ED probes HFCL pvt placement with First Global cos

Rashmi Das

New Delhi, Jan 3: The Enforcement Directorate has initiated an investigation into Himachal Futuristic Communication’s private placement with group companies of Shankar Sharma’s First Global Stockbroking.

This private placement is being looked into along with the probe into the sale of HFCL shares by First Global to different FIIs and other sub-accounts on March 3, 00.

In a report to the joint parliamentary committee probing the last March’s securities scam, ED has stated that the source of funds for First Global to acquire HFCL shares appeared to be Global Trust Bank. ED has, however, said the price per share at which the private placement was made with eight group companies of First Global was determined in accordance with the Sebi norms.

“As per the available records, HFCL appears to have sold these shares to group companies of First Global at the rate of Rs 1,050 a share who have further sold it to First Global at Rs 1,060 per share. First Global, in turn has sold these shares to FIIs at Rs 1,060-1,075. The sale of these shares by FIIs is also being enquired into,” said the report.

Eight Shankar Sharma group of companies, including Vruddhi Confin Investments, Virta Trade & Agencies, First Global, and Panchal Components & Appliances, were allotted 11,40,275 shares at Rs 1,050 per share.

HFCL, on its part, has told ED that private placement with FIIs was made in full compliance with guidelines of both RBI and Sebi.
HFCL chairman Mahendra Nahata told this newspaper that “all legal procedures have been complied with by the company in placing these shares with First Global”.

HFCL has also stated that to augment its financial position, its board on December 8, 1999 had decided to raise capital by issuing 150 lakh shares of Rs 10 each by way of private placement at a premium, subject to Sebi guidelines and based on the market price of the company’s shares at the time of the placement.

In respect of the issue to be made to FIIs, the company had obtained an in principle approval from the central bank on February 3, 00 to issue 75 lakh shares of Rs 10 each at a premium of not less than Rs 401 a share to FIIs on preferential basis.

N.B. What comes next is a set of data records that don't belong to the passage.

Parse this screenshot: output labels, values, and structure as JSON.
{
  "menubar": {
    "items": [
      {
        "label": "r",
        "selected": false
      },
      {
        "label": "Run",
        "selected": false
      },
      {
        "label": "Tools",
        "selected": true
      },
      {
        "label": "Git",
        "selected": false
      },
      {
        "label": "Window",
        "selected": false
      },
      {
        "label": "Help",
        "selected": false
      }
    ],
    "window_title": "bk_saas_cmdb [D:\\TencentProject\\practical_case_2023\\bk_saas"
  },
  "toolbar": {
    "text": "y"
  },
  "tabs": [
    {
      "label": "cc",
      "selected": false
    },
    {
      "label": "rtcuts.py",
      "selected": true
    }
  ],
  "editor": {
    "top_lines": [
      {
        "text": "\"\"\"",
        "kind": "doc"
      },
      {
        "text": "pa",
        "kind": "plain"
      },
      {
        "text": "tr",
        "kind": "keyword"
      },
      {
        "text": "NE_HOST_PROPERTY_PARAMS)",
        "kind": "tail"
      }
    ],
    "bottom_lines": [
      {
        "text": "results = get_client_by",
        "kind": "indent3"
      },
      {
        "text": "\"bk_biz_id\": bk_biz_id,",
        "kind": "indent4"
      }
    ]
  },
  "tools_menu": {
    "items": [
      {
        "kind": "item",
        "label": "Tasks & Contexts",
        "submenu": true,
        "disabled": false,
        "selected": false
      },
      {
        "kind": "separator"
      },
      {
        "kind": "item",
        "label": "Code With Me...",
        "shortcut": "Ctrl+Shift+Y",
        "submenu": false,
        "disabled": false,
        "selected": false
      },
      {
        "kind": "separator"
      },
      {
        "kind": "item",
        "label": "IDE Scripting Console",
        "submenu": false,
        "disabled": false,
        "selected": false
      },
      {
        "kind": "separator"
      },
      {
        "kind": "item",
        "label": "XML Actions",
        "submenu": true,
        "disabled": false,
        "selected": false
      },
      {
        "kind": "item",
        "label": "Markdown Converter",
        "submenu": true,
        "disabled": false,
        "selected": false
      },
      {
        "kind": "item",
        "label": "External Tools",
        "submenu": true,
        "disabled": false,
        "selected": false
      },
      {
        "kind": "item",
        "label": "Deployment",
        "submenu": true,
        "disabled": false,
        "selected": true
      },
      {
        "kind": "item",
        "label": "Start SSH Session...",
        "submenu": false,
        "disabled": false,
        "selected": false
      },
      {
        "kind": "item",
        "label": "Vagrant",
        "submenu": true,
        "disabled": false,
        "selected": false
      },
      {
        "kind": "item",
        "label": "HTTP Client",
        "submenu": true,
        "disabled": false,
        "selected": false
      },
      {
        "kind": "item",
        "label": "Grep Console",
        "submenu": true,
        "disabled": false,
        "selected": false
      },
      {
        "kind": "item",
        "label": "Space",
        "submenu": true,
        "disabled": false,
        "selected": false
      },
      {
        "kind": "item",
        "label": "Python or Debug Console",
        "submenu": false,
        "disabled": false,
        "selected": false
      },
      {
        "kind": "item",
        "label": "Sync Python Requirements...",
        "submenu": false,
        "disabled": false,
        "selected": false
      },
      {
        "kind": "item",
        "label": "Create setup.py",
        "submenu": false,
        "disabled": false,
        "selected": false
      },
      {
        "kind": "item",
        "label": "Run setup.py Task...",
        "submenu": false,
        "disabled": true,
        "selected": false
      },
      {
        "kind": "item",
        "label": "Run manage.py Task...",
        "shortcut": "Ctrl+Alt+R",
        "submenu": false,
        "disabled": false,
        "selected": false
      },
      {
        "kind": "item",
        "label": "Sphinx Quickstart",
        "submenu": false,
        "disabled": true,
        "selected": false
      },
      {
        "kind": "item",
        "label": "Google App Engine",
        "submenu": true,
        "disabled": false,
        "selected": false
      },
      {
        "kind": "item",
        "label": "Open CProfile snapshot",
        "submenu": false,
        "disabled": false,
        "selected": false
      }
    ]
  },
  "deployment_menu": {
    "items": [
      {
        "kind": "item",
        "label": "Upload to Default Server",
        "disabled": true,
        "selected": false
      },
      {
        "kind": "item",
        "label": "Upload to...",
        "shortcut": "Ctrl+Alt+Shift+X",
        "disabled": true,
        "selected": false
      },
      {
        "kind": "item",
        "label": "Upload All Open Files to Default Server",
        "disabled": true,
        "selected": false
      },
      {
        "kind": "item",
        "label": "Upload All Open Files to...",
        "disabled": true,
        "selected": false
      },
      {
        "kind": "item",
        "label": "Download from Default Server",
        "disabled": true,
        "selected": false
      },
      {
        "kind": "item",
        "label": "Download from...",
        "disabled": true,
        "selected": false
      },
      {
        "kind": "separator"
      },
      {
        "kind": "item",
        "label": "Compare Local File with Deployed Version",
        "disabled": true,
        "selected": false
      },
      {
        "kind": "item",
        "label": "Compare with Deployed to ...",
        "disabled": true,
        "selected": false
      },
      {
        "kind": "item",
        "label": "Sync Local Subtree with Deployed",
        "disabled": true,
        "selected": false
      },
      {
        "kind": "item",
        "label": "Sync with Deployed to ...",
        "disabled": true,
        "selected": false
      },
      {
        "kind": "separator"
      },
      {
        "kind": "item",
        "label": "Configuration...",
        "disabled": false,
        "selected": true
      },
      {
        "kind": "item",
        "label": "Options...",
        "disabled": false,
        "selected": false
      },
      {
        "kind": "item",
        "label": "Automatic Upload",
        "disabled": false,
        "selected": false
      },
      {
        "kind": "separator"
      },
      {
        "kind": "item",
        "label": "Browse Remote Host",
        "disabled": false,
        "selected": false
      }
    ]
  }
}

However, HFCL decided to allot only 27 lakh shares to FIIs, permission for which was given by RBI on March 16, 01. The remaining 43 lakh shares were allotted to domestic investors.

The major FIIs which were sold shares in private placement, included ABN Amro, Alliance Capital, American Express, Bank of America, DSP Meryll Lynch, HSBC, Morgan Stanley, and Meryll Lynch Asset Management.